6. Neutrophil depletion. Mice bearing B16F10-IL-1β- or B16F10-vector-tumours were injected with either the anti-Ly6G 1A8 or a control IgG antibody intraperitoneally twice a week (n = 4 per group). After 2 weeks, the percentages of TANs (CD11b⁺/Ly6G⁺) in whole tumour cells were determined by flow cytometry. *p = 0.005. The results are presented as the mean ± SD of four independent experiments and analysed by Student's t test.

7. Effect of neutrophil depletion on tumour growth. Mice bearing B16F10-IL-1β- or B16F10-vector-tumours were injected with antibodies described in (F) intraperitoneally (arrowheads) twice a week during the study period (n = 7–9 per group). *p = 0.006, 0.003 and 0.002 at day 39, 43 and 46 post-inoculation, respectively. All results are presented as the mean ± SD and analysed by Student's t test. Each experiment was repeated at least twice.

8. TANs in NPC tumours. The H&E results are shown at 400× magnification (upper panel) and the enlarged box areas (lower panel). Arrowhead indicates the TANs. Scale bars, 50 µm.

9. Kaplan–Meier survival analysis of LRFS.

10. Correlation of TANs and pro-IL-1β and inflammasome components in NPC biopsies. The positive rates of TANs in patients with high expression levels of AIM2, RIG-I, NLRP3, ASC, caspase-1 and IL-1β versus the positive rates of TANs in patients with low expression levels of the above-described proteins are analysed using Student's t test (Supporting Information Table S13).

Figure 7. Role of inflammasomes in tumour cell responses to microenvironmental factors and therapy

Before treatment, tumour cells are latently infected with EBV and express LMP1, which can induce pro-IL-1β production through NF-κB and MAPK signalling. In the tumour microenvironment, tumour cells encounter PAMPs (EBV gDNA and EBV-encoded RNAs, and EBER1 and EBER2) and DAMPs (intracellular ROS or H₂O₂, and extracellular ATP) produced by dying or stressed cells. The PAMPs and DAMPs can stimulate AIM2, RIG-I and NLRP3, which then form inflammasomes with ASC and caspase-1, resulting in cleavage of pro-IL-1β and low-level basal IL-1β secretion. Low levels of tumour-derived IL-1β can facilitate tumour growth.
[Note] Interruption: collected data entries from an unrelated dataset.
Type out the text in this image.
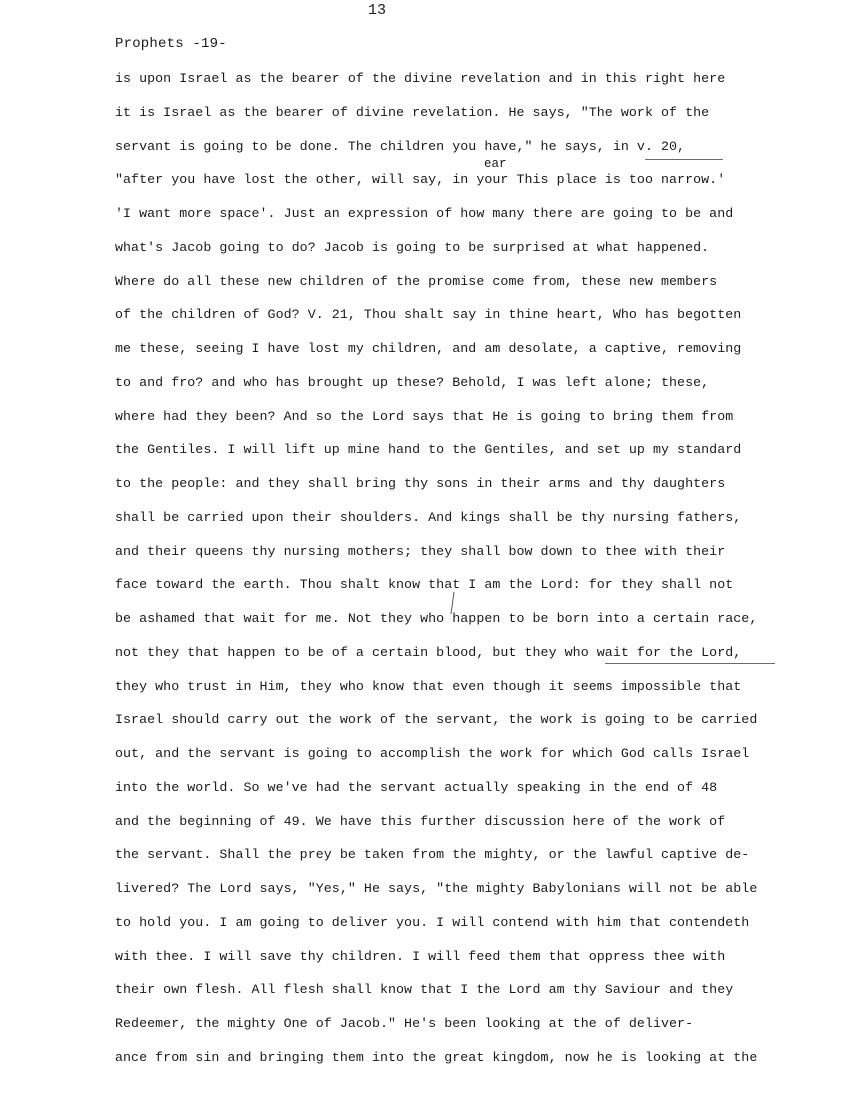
13
Prophets -19-
ear
is upon Israel as the bearer of the divine revelation and in this right here
it is Israel as the bearer of divine revelation. He says, "The work of the
servant is going to be done. The children you have," he says, in v. 20,
"after you have lost the other, will say, in your This place is too narrow.'
'I want more space'. Just an expression of how many there are going to be and
what's Jacob going to do? Jacob is going to be surprised at what happened.
Where do all these new children of the promise come from, these new members
of the children of God? V. 21, Thou shalt say in thine heart, Who has begotten
me these, seeing I have lost my children, and am desolate, a captive, removing
to and fro? and who has brought up these? Behold, I was left alone; these,
where had they been? And so the Lord says that He is going to bring them from
the Gentiles. I will lift up mine hand to the Gentiles, and set up my standard
to the people: and they shall bring thy sons in their arms and thy daughters
shall be carried upon their shoulders. And kings shall be thy nursing fathers,
and their queens thy nursing mothers; they shall bow down to thee with their
face toward the earth. Thou shalt know that I am the Lord: for they shall not
be ashamed that wait for me. Not they who happen to be born into a certain race,
not they that happen to be of a certain blood, but they who wait for the Lord,
they who trust in Him, they who know that even though it seems impossible that
Israel should carry out the work of the servant, the work is going to be carried
out, and the servant is going to accomplish the work for which God calls Israel
into the world. So we've had the servant actually speaking in the end of 48
and the beginning of 49. We have this further discussion here of the work of
the servant. Shall the prey be taken from the mighty, or the lawful captive de-
livered? The Lord says, "Yes," He says, "the mighty Babylonians will not be able
to hold you. I am going to deliver you. I will contend with him that contendeth
with thee. I will save thy children. I will feed them that oppress thee with
their own flesh. All flesh shall know that I the Lord am thy Saviour and they
Redeemer, the mighty One of Jacob." He's been looking at the of deliver-
ance from sin and bringing them into the great kingdom, now he is looking at the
Treatment of NPC patients with irradiation leads to ROS production that leads to the release of nuclear and mitochondrial DNA into the cytosol of tumour cells, while chemotherapy (cisplatin) causes cathepsin B to be released from ruptured lysosomes due to cisplatin accumulation. Thus, AIM2 and NLRP3 in tumour cells are further activated to secret IL-1β at higher levels. Finally, high levels of tumour-derived IL-1β achieved by therapeutic treatment can inhibit tumour growth and local relapse by recruiting neutrophils, especially immunostimulatory N1 TANs.